A term made popular by US data analytics company Palantir, FDEs are software engineers embedded directly within the customer ecosystem to configure the technology company’s software to solve problems for the client.
 
They are not traditional enterprise architects but work in the client environment to facilitate AI platform adoption and bring huge domain expertise to command what can be built across the client’s technology stack.
 
They also connect business objectives to technical implementation and design solutions using proven assets and patterns.
 
 
Data from TeamLease Digital shows demand is growing at high double-digit rates, and in the first three quarters of 2025 alone, FDE job demand jumped by nearly 800 per cent.
 
This is albeit from a small base but a clear indicator of how critical this role has become.
 
Globally, there are about 500-800 active roles at any given time with India having 250-270 open positions, making it an emerging hub.
 
As enterprises continue to witness slow adoption of AI due to a host of factors, many software and frontier model firms are looking to hire more such niche skilled engineers who would scale up adoption, ensure quicker turnaround, and better revenue.
 
Mid-tier IT services firm Coforge, which has 20 such engineers now, wants to increase the number to 100 by the end of this financial year, its chief executive officer (CEO) and executive director (ED) Sudhir Singh said earlier this month.  
 
He added, “They are the cherry on the cake. That's the plan, going forward. And, a forward deployed engineer, given just the expectation from them, that's a skill set that is going to be gold. If we get to that number, we'll be very satisfied.”
 
US software company EPAM Systems has about 50 such engineers in India and is also looking to scale that number to 100 during the same time period. 
 
“The reason FDEs are prevailing today is they can have a good collaboration with business and they understand what business is talking.
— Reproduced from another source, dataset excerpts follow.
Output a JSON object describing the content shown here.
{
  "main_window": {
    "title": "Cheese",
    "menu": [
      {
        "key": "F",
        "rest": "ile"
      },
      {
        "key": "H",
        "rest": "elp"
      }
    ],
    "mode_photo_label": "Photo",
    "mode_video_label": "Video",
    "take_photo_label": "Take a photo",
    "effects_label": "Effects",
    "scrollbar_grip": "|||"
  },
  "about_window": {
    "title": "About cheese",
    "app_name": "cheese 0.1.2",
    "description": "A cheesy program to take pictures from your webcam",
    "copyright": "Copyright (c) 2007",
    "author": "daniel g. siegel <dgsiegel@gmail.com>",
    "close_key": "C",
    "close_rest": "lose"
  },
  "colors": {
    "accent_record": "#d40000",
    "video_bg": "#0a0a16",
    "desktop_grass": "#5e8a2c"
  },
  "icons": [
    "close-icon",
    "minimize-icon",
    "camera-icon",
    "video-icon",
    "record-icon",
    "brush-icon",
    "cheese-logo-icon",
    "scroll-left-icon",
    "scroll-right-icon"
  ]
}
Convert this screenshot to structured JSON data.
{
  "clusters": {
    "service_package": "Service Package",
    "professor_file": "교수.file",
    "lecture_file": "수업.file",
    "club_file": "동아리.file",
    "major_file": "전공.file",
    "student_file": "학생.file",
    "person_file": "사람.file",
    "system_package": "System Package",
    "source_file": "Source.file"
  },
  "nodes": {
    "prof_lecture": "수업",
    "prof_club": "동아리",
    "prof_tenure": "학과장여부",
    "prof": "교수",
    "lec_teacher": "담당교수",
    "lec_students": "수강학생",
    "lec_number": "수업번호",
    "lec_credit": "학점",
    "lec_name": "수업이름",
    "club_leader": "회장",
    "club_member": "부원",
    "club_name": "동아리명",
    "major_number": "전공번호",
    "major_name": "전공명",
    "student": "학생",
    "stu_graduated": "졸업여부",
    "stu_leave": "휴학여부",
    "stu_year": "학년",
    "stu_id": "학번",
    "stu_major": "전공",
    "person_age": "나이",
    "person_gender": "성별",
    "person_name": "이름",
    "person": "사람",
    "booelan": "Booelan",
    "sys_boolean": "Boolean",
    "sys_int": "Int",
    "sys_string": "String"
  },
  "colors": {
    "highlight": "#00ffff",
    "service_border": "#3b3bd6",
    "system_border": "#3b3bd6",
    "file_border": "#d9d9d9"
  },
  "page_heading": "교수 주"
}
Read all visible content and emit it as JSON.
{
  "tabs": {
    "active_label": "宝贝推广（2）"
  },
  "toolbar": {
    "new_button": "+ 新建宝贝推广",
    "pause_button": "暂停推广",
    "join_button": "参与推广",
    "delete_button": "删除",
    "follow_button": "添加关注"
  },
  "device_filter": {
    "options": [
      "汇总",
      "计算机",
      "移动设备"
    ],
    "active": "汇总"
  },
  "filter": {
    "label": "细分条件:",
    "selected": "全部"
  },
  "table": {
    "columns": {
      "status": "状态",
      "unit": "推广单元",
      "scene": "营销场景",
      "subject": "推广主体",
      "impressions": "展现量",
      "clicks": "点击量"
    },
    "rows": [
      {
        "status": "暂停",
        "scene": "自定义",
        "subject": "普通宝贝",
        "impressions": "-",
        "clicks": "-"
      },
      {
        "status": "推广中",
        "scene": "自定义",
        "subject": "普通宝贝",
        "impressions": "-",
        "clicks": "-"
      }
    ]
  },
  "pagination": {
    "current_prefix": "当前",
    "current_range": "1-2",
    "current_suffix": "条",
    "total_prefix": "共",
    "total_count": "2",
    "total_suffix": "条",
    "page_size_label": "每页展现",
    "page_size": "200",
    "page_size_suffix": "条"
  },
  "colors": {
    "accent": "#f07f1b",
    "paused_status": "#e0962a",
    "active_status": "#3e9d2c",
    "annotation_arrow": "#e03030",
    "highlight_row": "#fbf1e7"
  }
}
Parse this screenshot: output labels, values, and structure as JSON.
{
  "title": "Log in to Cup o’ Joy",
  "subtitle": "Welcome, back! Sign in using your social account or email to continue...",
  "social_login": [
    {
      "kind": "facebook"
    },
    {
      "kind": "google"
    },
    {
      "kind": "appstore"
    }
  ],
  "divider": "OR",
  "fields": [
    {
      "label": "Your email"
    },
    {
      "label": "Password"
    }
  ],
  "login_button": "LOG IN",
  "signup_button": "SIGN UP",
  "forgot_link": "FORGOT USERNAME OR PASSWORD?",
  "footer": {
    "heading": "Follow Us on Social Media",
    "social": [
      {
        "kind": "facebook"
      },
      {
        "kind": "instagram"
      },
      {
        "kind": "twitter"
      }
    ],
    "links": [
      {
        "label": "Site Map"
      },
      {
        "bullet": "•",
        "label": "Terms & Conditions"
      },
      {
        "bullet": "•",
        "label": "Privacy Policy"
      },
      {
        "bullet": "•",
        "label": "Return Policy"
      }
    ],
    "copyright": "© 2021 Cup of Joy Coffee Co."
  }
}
That reduces ideations. At the same time, the cost of tokens in an enterprise is increasing exponentially. With the help of FDEs, it will be lesser iterations, lesser costs, and more of the value which industry is expecting,” said Srinivasa Kattuboina, vice-president of data and analytics practice at EPAM India.
 
When asked about the skills required, Kattuboina said the engineer “needs to have expertise in AI. You should have a good deal of data background or exposure to data, and then you should know the domain side.”
 
Neeti Sharma, CEO of TeamLease Digital, says the two critical skills needed from such engineers are domain expertise and AI skills with experienced people making about ~40 lakh per annum. “FDEs earn 23.7 per cent above customer support engineers and 16 per cent above technical account managers,” she added.
 
Most of the hiring for this role is still being done by the frontier model firms such as OpenAI and Anthropic, followed by enterprise software firms which include Palantir, Salesforce, Snowflake, ServiceNow, and Oracle, besides professional services companies like PwC.
 
Google Cloud is also investing in hiring more FDEs to scale enterprise AI adoption. “While having FDEs is not new for Google Cloud, the demand from customers and partners for Google enterprise AI products and Google engineers to help them embrace agent development is growing very rapidly,” CEO Thomas Kurian wrote in LinkedIn.